Al respecto, se ha entenido que el 11 de septiembre ha cambiado
nuestra subjetividad de ciudadanos de occidente, ha puesto al descubierto la
falsa conciencia de nuestra invulnerabilidad, la ilusión inconsistente de
nuestra seguridad eterna, el miedo a que “nosotros” engrosemos la lista de
víctimas que, durante otras catástrofes terribles de la segunda mitad del siglo
XX, afectaban a un mundo que considerábamos exterior, habitado por otros, de cuya existencia y padecimientos el primer mundo tomaba
conocimiento a través de las plácidas lecturas de los periódicos o mirando en
la televisión programas informativos que relataban guerras sin muertos, heridos
ni destrucción masiva[8].
La principal perplejidad que plantea el mundo globalizado
es que ya no existe ese mundo exterior y
que esas certidumbres ficticias son capaces
de desmoronarse como un maso de naipes[9].
La crisis inédita de la noción de soberanía pone al
descubierto la distinta relación de fuerzas de los Estados y la potencia
fenomenal de las corporaciones para prevalecer frente a éstos y confundir
amañadamente sus intereses con los de aquellos.
Concluida la división del mundo en bloques, la política
-condicionada por el interés supremo del capital financiero, que no reconoce
fronteras aunque sí, desde luego, intereses- no pasa a ser exterior sino que,
por el contrario, nos encontramos frente al desafío inédito de una política interior del mundo[10].
Por el contrario, en vez de percibirse los atentados como
delitos contra la humanidad, se los ha concebido como una suerte de “nuevos
Pearl Harbour” contra los que es preciso
reaccionar de la manera más irracional que se recuerde desde la Segunda Guerra,
basándose en la idea anacrónica de una guerra
justa, sustentada en un derecho de excepción, que contraría la idea misma
del derecho como forma pacífica de resolución de las diferencias[11].
Estas
formas novedosas de autoridad y poder imperial, se profundizaron a partir de la
caída del muro de Berlín y la debacle de la experiencia socialista de la ex
Unión Soviética y los países del Este.

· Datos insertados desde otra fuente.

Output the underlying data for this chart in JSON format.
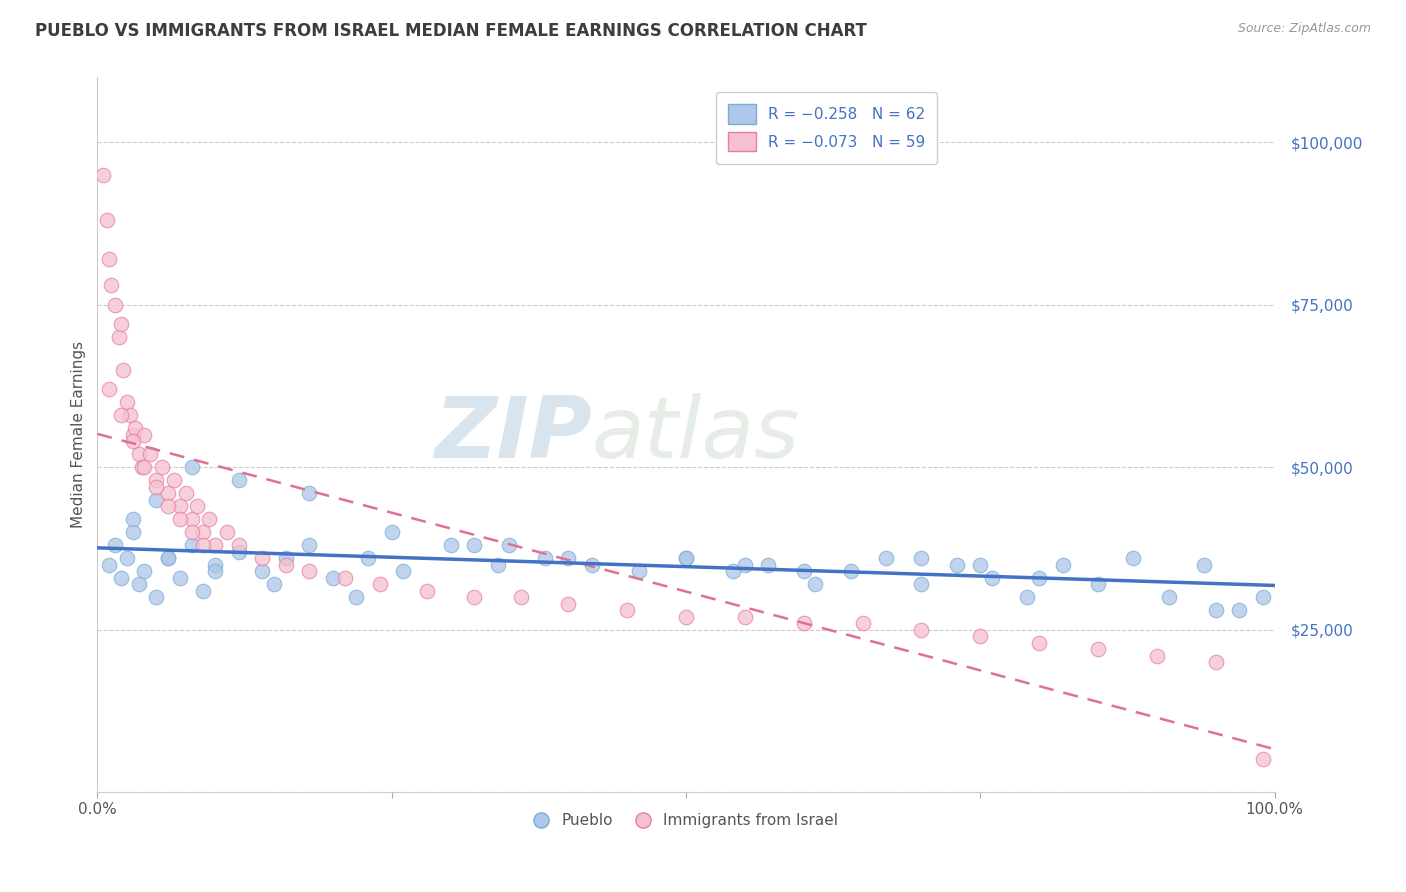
{
  "title": "PUEBLO VS IMMIGRANTS FROM ISRAEL MEDIAN FEMALE EARNINGS CORRELATION CHART",
  "source": "Source: ZipAtlas.com",
  "ylabel": "Median Female Earnings",
  "title_color": "#3d3d3d",
  "title_fontsize": 12,
  "watermark_zip": "ZIP",
  "watermark_atlas": "atlas",
  "legend_blue_label": "R = -0.258   N = 62",
  "legend_pink_label": "R = -0.073   N = 59",
  "pueblo_color": "#aec6e8",
  "pueblo_edge": "#7aadd4",
  "israel_color": "#f5c0d0",
  "israel_edge": "#e87fa0",
  "blue_line_color": "#4472c4",
  "pink_dashed_color": "#e07090",
  "ytick_color": "#4472c4",
  "pueblo_scatter_x": [
    1.0,
    1.5,
    2.0,
    2.5,
    3.0,
    3.5,
    4.0,
    5.0,
    6.0,
    7.0,
    8.0,
    9.0,
    10.0,
    12.0,
    14.0,
    16.0,
    18.0,
    20.0,
    23.0,
    26.0,
    30.0,
    34.0,
    38.0,
    42.0,
    46.0,
    50.0,
    54.0,
    57.0,
    61.0,
    64.0,
    67.0,
    70.0,
    73.0,
    76.0,
    79.0,
    82.0,
    85.0,
    88.0,
    91.0,
    94.0,
    97.0,
    99.0,
    3.0,
    5.0,
    8.0,
    12.0,
    18.0,
    25.0,
    32.0,
    40.0,
    50.0,
    60.0,
    70.0,
    80.0,
    6.0,
    10.0,
    15.0,
    22.0,
    35.0,
    55.0,
    75.0,
    95.0
  ],
  "pueblo_scatter_y": [
    35000,
    38000,
    33000,
    36000,
    40000,
    32000,
    34000,
    30000,
    36000,
    33000,
    38000,
    31000,
    35000,
    37000,
    34000,
    36000,
    38000,
    33000,
    36000,
    34000,
    38000,
    35000,
    36000,
    35000,
    34000,
    36000,
    34000,
    35000,
    32000,
    34000,
    36000,
    32000,
    35000,
    33000,
    30000,
    35000,
    32000,
    36000,
    30000,
    35000,
    28000,
    30000,
    42000,
    45000,
    50000,
    48000,
    46000,
    40000,
    38000,
    36000,
    36000,
    34000,
    36000,
    33000,
    36000,
    34000,
    32000,
    30000,
    38000,
    35000,
    35000,
    28000
  ],
  "israel_scatter_x": [
    0.5,
    0.8,
    1.0,
    1.2,
    1.5,
    1.8,
    2.0,
    2.2,
    2.5,
    2.8,
    3.0,
    3.2,
    3.5,
    3.8,
    4.0,
    4.5,
    5.0,
    5.5,
    6.0,
    6.5,
    7.0,
    7.5,
    8.0,
    8.5,
    9.0,
    9.5,
    10.0,
    11.0,
    12.0,
    14.0,
    16.0,
    18.0,
    21.0,
    24.0,
    28.0,
    32.0,
    36.0,
    40.0,
    45.0,
    50.0,
    55.0,
    60.0,
    65.0,
    70.0,
    75.0,
    80.0,
    85.0,
    90.0,
    95.0,
    99.0,
    1.0,
    2.0,
    3.0,
    4.0,
    5.0,
    6.0,
    7.0,
    8.0,
    9.0
  ],
  "israel_scatter_y": [
    95000,
    88000,
    82000,
    78000,
    75000,
    70000,
    72000,
    65000,
    60000,
    58000,
    55000,
    56000,
    52000,
    50000,
    55000,
    52000,
    48000,
    50000,
    46000,
    48000,
    44000,
    46000,
    42000,
    44000,
    40000,
    42000,
    38000,
    40000,
    38000,
    36000,
    35000,
    34000,
    33000,
    32000,
    31000,
    30000,
    30000,
    29000,
    28000,
    27000,
    27000,
    26000,
    26000,
    25000,
    24000,
    23000,
    22000,
    21000,
    20000,
    5000,
    62000,
    58000,
    54000,
    50000,
    47000,
    44000,
    42000,
    40000,
    38000
  ]
}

Se anunció entonces el “fin de la historia”, de los
grandes relatos y de las utopías igualitarias (lo que se conoció también como
el “fin de las ideologías”)
y dio comienzo la era del pensamiento
único, donde las gramáticas conservadoras ganaron rápidamente un consenso
inusitado a nivel mundial, respaldándose en la alianza reaganthatcherista y el
Consenso de Washington, durante las décadas de los años 1980 y 1990.
La
ideología de mercado ha contribuido singularmente, desde entonces, a la
degradación del medio ambiente, la expoliación irracional de los recursos, la
inequidad, la injusticia social, la
concentración brutal de la riqueza, un crecimiento nunca visto de la violencia, la exclusión y la pobreza.
Y ahora
asistimos a una situación global en la que no solamente las fuerzas productivas,
sino más propiamente los sistemas financieros, desbordaron las fronteras de los
Estados nacionales, con lo que la crisis y la decadencia no pueden observarse
nunca fuera del imperio, sino incorporadas a su parte más íntima[12]. “La crisis financiera desemboca, dos años después de la
quiebra del Banco Lehman Brothers, en el castigo a la población del Viejo
Continente, firmemente “invitada” al sacrificio para expiar faltas que no
cometió. Aunque desde la era Reagan-Thatcher se conoce bien la propensión de
los gobiernos neoliberales a agitar el espantajo de la deuda pública (mantenida
por los bajos impuestos consentidos a su clientela acomodada) para reducir los
gastos del Estado, privatizar las
empresas públicas, recortar los programas sociales y debilitar los sistemas de
protección social, no podía precedecirse que lo conseguirían otra vez, dada que
la habitual “estrategia de shock” parecía tener que deslizarse esta vez
por una puerta bastante estrecha”[13].
El
paradigma neoliberal resultó, finalmente, el que menos tiempo mantuvo su
hegemonía en toda la historia de la humanidad. En menos de dos décadas, se ha
visto sumido en una crisis de proporciones bíblicas.
No
obstante, ese corto período le alcanzó igualmente para profundizar las
estrategias globales de segregación y violencia, bajo el pretexto de un combate permanente contra el
terrorismo.
También,
ha ganado un generoso espacio en materia cultural, fascistizando las relaciones
internacionales y legitimando el derecho penal de emergencia a través de retóricas
vindicativas y utilitaristas, que se han insertado exitosamente en las lógicas
de los ciudadanos de la aldea global.
“En los quince años transcurridos desde entonces, el
mundo imperialista no aprendió nada ni olvidó nada. Sus contradicciones internas
se agudizaron. La crisis actual revela una terrible desintegración social de la
civilización capitalista, con señales evidentes de que la gangrena avanza”,
decía León Trotsky en 1932[14] , en un trabajo que describía las crisis cíclicas del
capitalismo y su imbricación con las guerras. La cita conserva una dramática
actualidad y se asemeja demasiado a una profecía autocumplida. En plena crisis del capitalismo mundial, Estados Unidos conserva 28.000 efectivos y 106 bases militares en Corea del Sur (según da cuenta la periodista Telma Luzzani en su libro "Territorios Vigilados", una investigación destinada a describir el modus operandi de las bases norteamericanas en Sudamérica), acaba de destinar dos bombarderos invisibles con capacidad nuclear de última generación, para realizar (nuevos) ejercicios militares conjuntos con el gobierno afín de Seúl (mientras se detalla públicamente un plan para destruir de manera sistemática y gradual todos y cada uno de los monumentos que norcorea dedica a sus héroes), en lo que se considera una de las provocaciones más explícitas en las que incurriera en los últimos tiempos, colocando nuevamente al mundo al borde de un holocausto.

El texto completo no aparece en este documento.